Warga menempuh jarak 2 kilometer ke desa terdekat membawa motor dan jeriken. Itu dilakukan bolak-balik dua sampai tiga kali sehari untuk memenuhi tandon rumah. Kadang warga mengambil di desa lain yang jaraknya 4 kilometer. 

Pengambilan air di desa-desa tetangga tidak dipungut biaya. Warga hanya mengeluarkan uang untuk beli BBM motor dan harus rela antre.

"Kadang setiap hari ambil, kadang dua hari sekali. Ya pokoknya air diirit. Mandi juga harus irit," jelas Hadori.

Selama berbulan-bulan krisis air, BPBD setempat baru menyalurkan air bersih ke Desa Sibon dan Mangguan pada Selasa (27/9) setelah ada laporan dan permintaan pemerintah desa. BPBD memang harus menunggu laporan dan permintaan dalam penyaluran air bersih ke desa-desa.

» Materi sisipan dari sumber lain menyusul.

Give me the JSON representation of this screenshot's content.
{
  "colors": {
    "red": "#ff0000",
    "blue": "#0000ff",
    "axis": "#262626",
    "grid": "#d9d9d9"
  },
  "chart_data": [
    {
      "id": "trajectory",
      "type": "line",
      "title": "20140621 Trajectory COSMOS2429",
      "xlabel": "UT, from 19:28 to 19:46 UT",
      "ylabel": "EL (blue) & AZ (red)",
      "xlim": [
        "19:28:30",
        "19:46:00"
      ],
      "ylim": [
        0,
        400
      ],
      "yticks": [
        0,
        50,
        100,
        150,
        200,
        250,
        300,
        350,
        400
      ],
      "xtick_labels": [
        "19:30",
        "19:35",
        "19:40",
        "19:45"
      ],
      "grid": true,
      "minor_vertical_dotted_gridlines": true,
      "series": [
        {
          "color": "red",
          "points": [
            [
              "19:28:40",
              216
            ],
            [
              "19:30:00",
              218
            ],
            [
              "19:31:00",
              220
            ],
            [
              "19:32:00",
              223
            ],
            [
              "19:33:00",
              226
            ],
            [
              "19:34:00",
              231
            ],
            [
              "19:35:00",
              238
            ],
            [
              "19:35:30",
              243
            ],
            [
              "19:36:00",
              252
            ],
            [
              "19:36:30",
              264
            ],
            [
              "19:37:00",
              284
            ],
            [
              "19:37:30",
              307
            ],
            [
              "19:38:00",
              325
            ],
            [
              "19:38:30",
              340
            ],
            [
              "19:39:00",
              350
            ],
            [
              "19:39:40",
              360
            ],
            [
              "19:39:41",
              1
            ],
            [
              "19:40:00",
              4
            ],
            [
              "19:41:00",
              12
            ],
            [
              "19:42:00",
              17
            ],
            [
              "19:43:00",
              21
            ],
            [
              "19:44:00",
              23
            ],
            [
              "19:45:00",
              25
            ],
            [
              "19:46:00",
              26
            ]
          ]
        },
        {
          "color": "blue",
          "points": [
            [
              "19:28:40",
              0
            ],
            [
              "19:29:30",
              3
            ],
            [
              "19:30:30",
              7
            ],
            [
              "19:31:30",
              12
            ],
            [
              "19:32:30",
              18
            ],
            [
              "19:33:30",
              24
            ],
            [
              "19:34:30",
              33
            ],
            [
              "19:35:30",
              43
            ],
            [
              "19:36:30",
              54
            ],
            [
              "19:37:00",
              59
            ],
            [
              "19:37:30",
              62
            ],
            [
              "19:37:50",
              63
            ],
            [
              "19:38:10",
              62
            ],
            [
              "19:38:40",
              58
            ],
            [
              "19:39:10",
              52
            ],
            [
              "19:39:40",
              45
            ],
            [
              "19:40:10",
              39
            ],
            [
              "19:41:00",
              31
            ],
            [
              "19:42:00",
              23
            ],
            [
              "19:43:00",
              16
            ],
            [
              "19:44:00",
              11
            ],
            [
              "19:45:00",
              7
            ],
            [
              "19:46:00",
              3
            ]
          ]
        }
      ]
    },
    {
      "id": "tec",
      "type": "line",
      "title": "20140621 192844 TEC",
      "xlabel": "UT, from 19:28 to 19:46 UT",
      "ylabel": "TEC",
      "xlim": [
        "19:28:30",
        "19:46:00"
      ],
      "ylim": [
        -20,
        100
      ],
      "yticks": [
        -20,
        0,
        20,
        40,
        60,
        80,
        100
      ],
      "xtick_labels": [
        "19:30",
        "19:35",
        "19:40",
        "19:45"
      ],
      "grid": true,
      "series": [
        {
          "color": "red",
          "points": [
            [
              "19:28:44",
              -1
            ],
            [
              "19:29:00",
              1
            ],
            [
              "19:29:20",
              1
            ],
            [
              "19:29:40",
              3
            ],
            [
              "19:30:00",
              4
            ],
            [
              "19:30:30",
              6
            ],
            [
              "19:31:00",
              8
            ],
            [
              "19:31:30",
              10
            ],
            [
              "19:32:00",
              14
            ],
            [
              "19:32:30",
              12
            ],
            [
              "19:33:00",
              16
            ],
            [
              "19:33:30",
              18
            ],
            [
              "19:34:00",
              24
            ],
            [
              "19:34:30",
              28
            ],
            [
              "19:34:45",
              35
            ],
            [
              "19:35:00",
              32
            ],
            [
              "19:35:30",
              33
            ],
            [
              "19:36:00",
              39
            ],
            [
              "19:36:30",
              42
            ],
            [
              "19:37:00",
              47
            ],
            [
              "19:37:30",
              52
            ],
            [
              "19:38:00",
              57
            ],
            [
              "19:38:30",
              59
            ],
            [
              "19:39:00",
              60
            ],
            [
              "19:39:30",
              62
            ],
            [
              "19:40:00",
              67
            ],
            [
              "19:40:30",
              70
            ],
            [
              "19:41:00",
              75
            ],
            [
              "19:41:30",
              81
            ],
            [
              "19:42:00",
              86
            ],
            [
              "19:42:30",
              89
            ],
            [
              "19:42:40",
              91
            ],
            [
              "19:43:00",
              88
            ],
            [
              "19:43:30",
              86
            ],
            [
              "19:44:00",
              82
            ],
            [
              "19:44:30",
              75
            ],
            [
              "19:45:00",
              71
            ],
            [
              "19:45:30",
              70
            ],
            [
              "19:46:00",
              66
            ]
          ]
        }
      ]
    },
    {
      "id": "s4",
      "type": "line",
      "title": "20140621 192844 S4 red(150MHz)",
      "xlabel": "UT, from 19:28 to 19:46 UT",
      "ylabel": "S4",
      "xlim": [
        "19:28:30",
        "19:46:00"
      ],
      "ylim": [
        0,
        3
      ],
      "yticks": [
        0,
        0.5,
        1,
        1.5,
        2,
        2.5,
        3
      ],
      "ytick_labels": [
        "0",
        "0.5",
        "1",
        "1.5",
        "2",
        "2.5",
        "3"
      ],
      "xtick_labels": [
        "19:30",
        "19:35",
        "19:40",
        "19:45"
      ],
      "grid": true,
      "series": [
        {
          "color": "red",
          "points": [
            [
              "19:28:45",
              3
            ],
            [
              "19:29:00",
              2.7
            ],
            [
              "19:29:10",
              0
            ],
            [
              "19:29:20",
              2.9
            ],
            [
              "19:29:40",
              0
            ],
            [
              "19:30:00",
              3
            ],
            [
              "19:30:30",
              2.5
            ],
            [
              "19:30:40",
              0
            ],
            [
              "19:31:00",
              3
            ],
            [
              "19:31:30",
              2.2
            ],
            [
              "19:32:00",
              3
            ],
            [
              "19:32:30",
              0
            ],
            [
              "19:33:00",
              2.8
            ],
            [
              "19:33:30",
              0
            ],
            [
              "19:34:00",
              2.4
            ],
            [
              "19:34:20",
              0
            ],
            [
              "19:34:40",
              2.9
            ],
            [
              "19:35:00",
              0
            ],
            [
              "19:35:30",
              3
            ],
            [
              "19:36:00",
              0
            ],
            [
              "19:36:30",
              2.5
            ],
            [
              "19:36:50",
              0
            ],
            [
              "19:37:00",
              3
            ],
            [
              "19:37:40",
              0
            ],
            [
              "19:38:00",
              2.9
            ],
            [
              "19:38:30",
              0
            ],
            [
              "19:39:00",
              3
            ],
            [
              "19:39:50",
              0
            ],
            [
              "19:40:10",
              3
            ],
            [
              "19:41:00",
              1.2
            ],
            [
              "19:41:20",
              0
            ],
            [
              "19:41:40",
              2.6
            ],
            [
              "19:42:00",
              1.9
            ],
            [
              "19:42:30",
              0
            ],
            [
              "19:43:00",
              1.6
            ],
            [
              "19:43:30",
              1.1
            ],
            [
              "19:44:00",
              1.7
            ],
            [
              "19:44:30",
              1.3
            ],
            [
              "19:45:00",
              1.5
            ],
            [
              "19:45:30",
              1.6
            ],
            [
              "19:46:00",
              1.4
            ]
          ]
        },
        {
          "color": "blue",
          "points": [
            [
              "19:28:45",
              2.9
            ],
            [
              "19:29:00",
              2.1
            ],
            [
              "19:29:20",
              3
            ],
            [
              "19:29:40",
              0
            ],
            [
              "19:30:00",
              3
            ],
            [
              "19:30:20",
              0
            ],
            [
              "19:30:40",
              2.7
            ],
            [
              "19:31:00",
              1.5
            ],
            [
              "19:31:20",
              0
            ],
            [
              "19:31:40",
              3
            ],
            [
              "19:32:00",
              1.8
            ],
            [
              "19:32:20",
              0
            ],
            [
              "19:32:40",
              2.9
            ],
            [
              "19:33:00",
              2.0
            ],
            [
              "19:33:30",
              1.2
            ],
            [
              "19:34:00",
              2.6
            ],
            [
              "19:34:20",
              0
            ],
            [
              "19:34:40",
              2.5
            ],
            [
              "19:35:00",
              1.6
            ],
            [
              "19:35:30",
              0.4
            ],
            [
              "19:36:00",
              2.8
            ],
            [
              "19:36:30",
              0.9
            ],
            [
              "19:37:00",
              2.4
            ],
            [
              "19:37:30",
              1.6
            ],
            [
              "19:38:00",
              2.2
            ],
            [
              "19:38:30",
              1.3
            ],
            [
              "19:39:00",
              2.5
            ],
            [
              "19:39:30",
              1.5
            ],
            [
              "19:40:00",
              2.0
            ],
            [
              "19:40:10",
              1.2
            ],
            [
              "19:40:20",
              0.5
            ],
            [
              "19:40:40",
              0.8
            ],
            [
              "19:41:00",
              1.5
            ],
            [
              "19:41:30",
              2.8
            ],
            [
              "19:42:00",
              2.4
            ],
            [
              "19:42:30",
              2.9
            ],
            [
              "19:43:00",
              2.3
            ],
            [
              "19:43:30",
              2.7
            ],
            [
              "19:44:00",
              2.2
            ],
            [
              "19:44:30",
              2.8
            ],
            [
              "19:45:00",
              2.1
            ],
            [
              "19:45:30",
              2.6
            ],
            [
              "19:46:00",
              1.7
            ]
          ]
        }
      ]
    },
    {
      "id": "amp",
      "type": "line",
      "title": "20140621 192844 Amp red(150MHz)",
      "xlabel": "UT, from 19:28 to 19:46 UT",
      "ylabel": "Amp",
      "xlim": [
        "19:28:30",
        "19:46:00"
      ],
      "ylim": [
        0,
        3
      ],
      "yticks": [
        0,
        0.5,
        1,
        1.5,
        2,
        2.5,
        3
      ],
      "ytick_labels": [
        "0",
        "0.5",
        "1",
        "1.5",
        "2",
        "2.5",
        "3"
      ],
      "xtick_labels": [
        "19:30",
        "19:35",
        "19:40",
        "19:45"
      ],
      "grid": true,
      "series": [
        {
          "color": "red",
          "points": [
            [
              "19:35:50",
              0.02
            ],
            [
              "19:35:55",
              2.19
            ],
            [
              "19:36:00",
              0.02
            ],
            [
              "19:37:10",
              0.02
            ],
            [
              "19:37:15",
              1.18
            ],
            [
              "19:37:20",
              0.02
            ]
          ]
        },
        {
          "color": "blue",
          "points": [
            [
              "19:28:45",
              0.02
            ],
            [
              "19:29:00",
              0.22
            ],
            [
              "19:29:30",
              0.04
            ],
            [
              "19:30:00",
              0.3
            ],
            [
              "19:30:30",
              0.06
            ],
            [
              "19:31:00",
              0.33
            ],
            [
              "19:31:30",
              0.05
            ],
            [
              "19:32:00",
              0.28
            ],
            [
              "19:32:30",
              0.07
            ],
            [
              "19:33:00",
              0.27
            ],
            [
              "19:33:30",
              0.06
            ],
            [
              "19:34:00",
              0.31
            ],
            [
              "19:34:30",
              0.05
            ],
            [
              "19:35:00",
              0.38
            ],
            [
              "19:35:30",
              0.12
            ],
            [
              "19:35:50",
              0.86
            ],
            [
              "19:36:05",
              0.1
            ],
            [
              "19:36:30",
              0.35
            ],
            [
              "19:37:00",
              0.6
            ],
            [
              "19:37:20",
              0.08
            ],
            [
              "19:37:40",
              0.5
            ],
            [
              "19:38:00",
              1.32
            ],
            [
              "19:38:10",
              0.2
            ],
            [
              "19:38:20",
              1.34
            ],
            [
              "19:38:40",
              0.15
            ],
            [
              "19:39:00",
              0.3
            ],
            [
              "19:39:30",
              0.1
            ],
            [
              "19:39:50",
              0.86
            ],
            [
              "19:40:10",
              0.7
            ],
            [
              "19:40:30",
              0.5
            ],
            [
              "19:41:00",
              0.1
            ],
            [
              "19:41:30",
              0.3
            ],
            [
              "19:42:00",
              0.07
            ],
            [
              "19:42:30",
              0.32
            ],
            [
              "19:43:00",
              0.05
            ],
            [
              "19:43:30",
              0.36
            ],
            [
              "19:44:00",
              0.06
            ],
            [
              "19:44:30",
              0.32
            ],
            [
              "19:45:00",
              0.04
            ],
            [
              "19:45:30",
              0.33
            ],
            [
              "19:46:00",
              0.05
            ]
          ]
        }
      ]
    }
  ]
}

Setelah BPBD, Polres Pasuruan membantu menyalurkan air bersih ke Desa Sibon dan Desa Mangguan. Polres Pasuruan akan menyalurkan air bersih di dua desa itu secara berkala dengan terus berkoordinasi dengan instansi terkait.

Menurut Hadori, kiriman air bersih lewat mobil tangki sangat membantu warga. Namun warga sebenarnya mengharapkan solusi jangka panjang untuk mengatasi krisis air bersih. Seperti jaringan pipa untuk menyalurkan air dari sumber di desa terdekat atau jika memungkinkan dibuatkan sumur bor.

"Setiap tahun kami selalu kesulitan air. Kiriman air memang sangat membantu. Tapi seharusnya ada pipa, atau dibangunkan sumur bor," pungkas Hadori.